Astrobotic, the world leader in commercial delivery to the Moon, was selected by NASA’s Commercial Lunar Payload Services (CLPS) program to deliver up to 14 NASA payloads to the Moon on its Peregrine lunar lander in 2021. With this $79.5 million CLPS award, Astrobotic has now signed 16 customers for lunar delivery on its first mission.

Astrobotic’s Peregrine lunar lander will launch on a Vulcan Centaur rocket from Space Launch Complex-41 at Cape Canaveral Air Force Station in Florida. The launch of this mission will serve as the first of two certification flights required for ULA’s U.S. Air Force certification process.

I could pretty much copy and paste my thoughts from last week about Dream Chaser flying on Vulcan: not surprising news since we had expected Atlas V, and I wonder what will happen if Vulcan doesn’t get to be a part of the next round of Air Force contracts.

I also wonder what ULA would do if Astrobotic’s flight is delayed. At that point, schedule would be more critical for ULA than making good on what I presume is a free flight, so I’d guess they’d fly empty or throw Tory Bruno’s car on top.

It is notable that now all seven flights for Vulcan are shifted over from all-but-previously-announced agreements to fly on Atlas V—not exactly the sales record that makes me believe in Vulcan’s ability to be a commercial success. Ariane 6 is in a similar spot.

Orbital Services Program-4 RFP Released

OSP-4 is a follow-on to the OSP-3 contract that is set to expire in November. OSP-4 will allow for the rapid acquisition of launch services to meet mission requirements enabling launch within 12-24 months from task order award on a competitive basis. It is designed to accommodate payloads greater than 400 lbs. The Air Force projects to procure about 20 missions over the nine year period.

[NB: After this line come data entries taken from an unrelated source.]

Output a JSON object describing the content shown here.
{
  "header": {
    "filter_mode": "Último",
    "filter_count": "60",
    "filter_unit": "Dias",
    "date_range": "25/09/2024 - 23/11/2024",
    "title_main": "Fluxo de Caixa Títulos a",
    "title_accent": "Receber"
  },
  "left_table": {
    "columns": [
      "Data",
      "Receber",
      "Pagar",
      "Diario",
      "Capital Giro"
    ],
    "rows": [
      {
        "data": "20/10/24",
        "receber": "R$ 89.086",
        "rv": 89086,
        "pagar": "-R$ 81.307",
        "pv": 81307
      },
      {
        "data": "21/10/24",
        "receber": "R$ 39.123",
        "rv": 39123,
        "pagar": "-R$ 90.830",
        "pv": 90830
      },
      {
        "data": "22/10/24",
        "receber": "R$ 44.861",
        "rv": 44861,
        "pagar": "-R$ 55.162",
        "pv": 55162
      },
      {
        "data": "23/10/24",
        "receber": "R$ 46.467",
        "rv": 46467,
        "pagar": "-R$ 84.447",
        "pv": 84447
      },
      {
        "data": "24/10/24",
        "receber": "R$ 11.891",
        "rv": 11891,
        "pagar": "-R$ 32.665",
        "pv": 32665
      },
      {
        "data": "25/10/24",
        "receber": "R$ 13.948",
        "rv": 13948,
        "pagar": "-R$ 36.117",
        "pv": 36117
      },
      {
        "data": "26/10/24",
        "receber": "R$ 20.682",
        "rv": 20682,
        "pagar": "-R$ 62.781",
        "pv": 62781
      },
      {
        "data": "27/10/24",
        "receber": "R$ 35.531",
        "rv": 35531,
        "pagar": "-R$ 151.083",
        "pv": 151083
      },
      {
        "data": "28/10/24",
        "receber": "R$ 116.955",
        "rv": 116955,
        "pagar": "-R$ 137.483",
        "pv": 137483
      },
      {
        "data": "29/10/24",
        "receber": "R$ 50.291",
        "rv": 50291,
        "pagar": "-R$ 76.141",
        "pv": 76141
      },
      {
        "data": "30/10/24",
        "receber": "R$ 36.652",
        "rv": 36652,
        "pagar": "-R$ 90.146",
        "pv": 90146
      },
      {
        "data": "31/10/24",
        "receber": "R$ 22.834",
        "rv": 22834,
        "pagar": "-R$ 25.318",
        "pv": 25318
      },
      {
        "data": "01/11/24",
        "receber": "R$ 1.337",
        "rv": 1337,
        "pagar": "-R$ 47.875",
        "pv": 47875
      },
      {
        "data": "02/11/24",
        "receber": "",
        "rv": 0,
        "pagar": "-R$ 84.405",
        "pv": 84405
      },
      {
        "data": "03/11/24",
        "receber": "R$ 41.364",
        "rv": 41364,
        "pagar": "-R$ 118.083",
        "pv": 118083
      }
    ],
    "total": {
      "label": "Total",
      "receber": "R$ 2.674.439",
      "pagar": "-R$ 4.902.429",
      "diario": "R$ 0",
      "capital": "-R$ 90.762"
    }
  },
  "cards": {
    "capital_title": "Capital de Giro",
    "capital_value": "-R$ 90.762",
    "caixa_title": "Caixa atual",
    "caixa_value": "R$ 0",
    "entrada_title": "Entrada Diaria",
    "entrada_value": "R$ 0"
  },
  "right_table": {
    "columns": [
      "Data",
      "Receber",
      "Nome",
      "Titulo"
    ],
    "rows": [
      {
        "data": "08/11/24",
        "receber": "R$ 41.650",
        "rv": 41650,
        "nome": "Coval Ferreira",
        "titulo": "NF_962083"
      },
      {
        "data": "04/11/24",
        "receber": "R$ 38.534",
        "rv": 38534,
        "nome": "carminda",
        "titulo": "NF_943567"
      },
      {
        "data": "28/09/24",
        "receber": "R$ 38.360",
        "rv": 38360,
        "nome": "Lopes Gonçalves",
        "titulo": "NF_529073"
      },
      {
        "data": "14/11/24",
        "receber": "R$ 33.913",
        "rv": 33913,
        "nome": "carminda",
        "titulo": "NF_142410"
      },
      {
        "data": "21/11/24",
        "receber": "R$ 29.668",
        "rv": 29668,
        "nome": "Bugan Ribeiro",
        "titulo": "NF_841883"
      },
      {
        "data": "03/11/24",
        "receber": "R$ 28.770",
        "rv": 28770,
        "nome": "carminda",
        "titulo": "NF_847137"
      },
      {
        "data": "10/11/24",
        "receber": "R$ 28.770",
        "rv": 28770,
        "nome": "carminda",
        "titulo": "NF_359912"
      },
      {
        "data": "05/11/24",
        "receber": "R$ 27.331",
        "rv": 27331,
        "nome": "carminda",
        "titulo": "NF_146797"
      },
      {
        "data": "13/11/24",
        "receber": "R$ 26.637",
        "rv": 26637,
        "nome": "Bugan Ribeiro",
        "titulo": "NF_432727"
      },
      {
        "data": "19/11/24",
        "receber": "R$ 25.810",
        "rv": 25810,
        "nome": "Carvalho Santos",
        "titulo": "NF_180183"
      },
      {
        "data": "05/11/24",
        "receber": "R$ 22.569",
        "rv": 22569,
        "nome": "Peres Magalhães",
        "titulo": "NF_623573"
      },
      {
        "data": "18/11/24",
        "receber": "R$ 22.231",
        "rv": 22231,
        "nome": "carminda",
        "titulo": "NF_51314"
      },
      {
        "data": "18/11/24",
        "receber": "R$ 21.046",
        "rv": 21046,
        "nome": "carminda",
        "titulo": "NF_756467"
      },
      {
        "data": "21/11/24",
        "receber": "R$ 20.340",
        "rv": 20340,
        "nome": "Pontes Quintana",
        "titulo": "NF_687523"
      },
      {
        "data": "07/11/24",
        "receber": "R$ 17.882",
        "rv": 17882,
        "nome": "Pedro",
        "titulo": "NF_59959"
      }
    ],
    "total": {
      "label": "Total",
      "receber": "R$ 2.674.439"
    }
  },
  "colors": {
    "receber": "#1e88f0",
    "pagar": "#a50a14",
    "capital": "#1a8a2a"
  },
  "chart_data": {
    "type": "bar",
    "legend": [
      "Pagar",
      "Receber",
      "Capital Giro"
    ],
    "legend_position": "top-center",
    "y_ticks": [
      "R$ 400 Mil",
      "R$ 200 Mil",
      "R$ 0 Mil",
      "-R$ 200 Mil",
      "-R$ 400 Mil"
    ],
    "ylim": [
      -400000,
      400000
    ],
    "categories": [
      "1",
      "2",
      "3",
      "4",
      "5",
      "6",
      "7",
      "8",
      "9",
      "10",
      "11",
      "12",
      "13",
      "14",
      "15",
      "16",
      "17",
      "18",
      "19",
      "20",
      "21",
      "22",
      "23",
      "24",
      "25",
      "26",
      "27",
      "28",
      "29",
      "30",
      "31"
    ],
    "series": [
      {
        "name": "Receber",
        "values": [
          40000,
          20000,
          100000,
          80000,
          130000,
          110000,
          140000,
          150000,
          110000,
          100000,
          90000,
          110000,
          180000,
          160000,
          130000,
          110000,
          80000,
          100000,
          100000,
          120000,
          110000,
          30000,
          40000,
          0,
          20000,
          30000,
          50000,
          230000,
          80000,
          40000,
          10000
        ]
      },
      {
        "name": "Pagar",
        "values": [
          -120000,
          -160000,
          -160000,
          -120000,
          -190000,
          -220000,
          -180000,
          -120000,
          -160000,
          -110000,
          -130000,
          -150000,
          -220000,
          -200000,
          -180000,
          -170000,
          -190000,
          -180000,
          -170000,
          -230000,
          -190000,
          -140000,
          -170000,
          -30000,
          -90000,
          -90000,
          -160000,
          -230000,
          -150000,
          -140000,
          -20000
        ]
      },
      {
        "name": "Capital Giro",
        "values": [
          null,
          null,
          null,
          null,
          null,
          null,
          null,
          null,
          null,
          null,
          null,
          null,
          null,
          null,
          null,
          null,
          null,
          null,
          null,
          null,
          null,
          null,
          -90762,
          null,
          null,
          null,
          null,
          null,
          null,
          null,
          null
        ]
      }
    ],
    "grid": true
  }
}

This is a big deal for the Air Force, with a lot of missions up for grabs for launch vehicles that can send 180 kilograms or more to orbit. It’s not the huge payloads like NSSL flies, but 20 missions for the most vibrant sector of the launch market is just as interesting to me.

Dream Chaser to Fly on Vulcan

Not surprising news, as until now we had expected Atlas V, but still notable.

It’s better news for ULA than it is for Sierra Nevada, but it’s not quite the type of commercial contract that we’d need to see for Vulcan to be a standalone success.

I’m still slightly weary that Vulcan will only exist if ULA wins part of the Air Force’s National Security Space Launch contracts. I expect the winners to be SpaceX and ULA, but at this point the program is so far down the political rabbit hole, that I really have no clue what will happen.